Su tesis esencial es que un decrecimiento planeado de la producción es la forma adecuada de responder a la maduración demográfica y a la disminución de la población activa. Mantiene que la maduración y el decrecimiento demográficos son algo inevitable (pues, como se ha indicado más arriba, son un resultado del desarrollo). Que tarde o temprano eso implica decrecimiento también económico. Que las respuestas más habituales, todas ellas adaptadas a un horizonte de crecimiento (el fomento de la natalidad, la inversión en tecnología más allá del nivel óptimo, el recurso a trabajadores inmigrantes para mantener el volumen de la población activa, el recorte a los salarios para aumentar la productividad, la subida de impuestos o el mayor endeudamiento público para mantener el nivel de las prestaciones), se vuelven inadecuadas. Que se impone una lógica distinta: optimizar los volúmenes de producción en lugar de aumentar la producción, producir de manera eficiente en lugar de invertir más y más en tecnología, pagar salarios adecuados en lugar de bajarlos acentuando así la contracción de la demanda, reducir el gasto en obras públicas adaptando las infraestructuras a las necesidades de una población y una economía más reducidas, reestructurar el presupuesto para adecuarlo al contexto social cambiante.

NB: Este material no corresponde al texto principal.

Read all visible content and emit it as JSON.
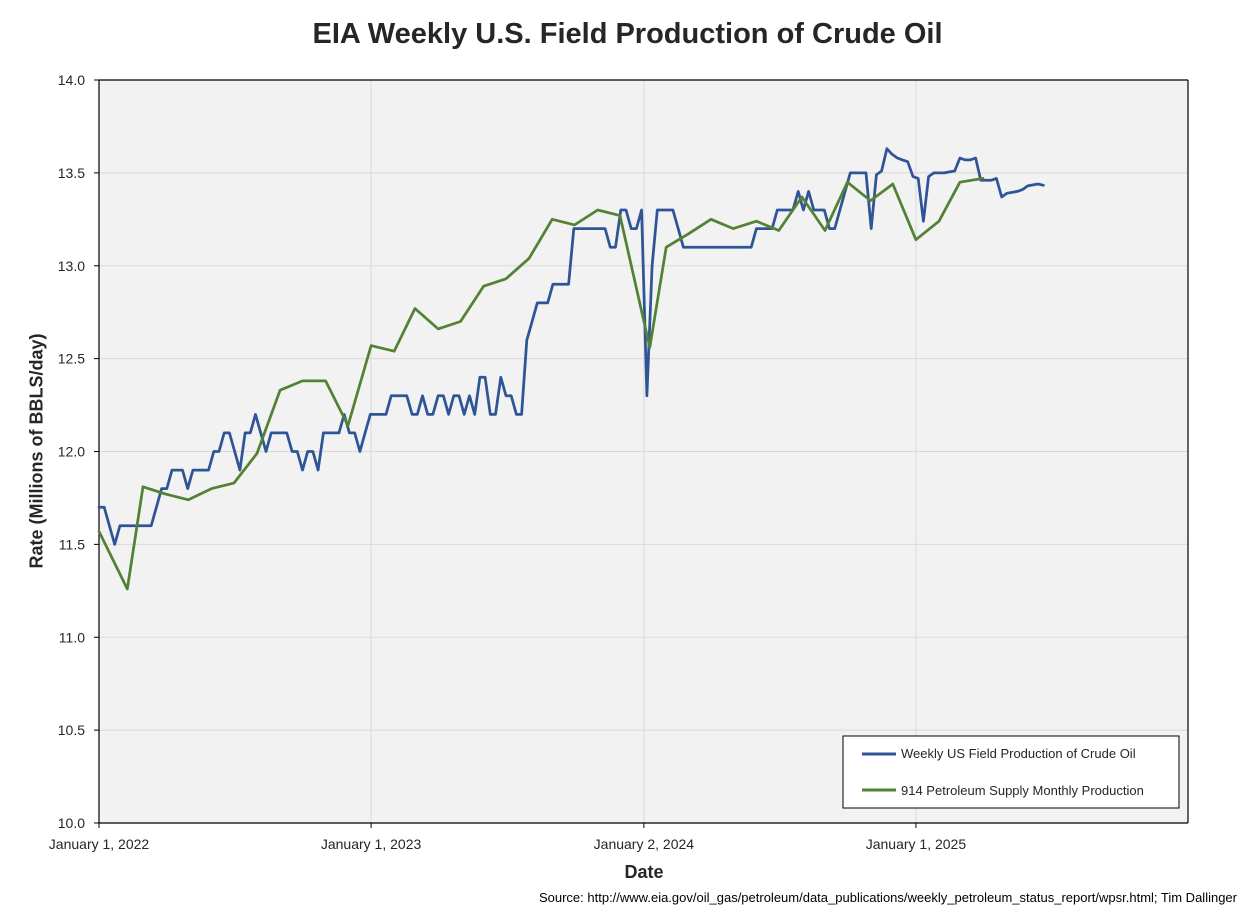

Todo esto, mantiene Matsutani, no va a eliminar la presión que el número creciente de personas jubiladas y el número decreciente o estancado de personas activas ejercen sobre el sistema público de pensiones: el trilema de endeudamiento creciente, recorte de las prestaciones o aumento de las cotizaciones. Pero sí posibilitaría afrontarlo, afirma, sin derivas catastróficas, e incluso con algunos resultados positivos: la disminución de la desigualdad entre regiones, el aumento de las oportunidades relativas a la calidad de vida o la compensación mediante bienes y servicios públicos de la eventual disminución de la cuantía nominal de las pensiones más elevadas.

No es necesario estar de acuerdo con todas las recetas de Matsutani (y de hecho yo no lo estoy) para encontrar fascinante su lección de economía política, realista, clara y con pocos prejuicios doctrinarios. Y no es sorprendente que, aunque se trata de una propuesta que ya tiene años, haya tenido escaso eco: es demasiado atenta a los hechos, demasiado respetuosa con la lógica y demasiado sensata para los gustos académicos y políticos actuales. Se podrá decir, claro, que es una propuesta para el Japón, y que el Japón no es España ni Cataluña, lo que no resta fuerza a algunos de sus puntos más sólidos y generalizables. Me referiré sólo a dos, para concluir.

La aportación de Matsutani amplía el enfoque del decrecimiento benigno. Por una parte, apunta a cómo podría ser una economía del decrecimiento muy sobria en cuanto a retórica e ideología. Y, por otra parte, descansa en una tesis fuerte sobre la conexión entre maduración demográfica e inversión de la trayectoria histórica de expansión económica. Es ejemplar, por último, en algo que debería ser evidente: el problema de las pensiones se plantea en el cruce entre población y economía y, por lo tanto, no debería ser abordado, como tantas veces se ha hecho y se sigue haciendo, mediante un análisis demográfico a brochazos.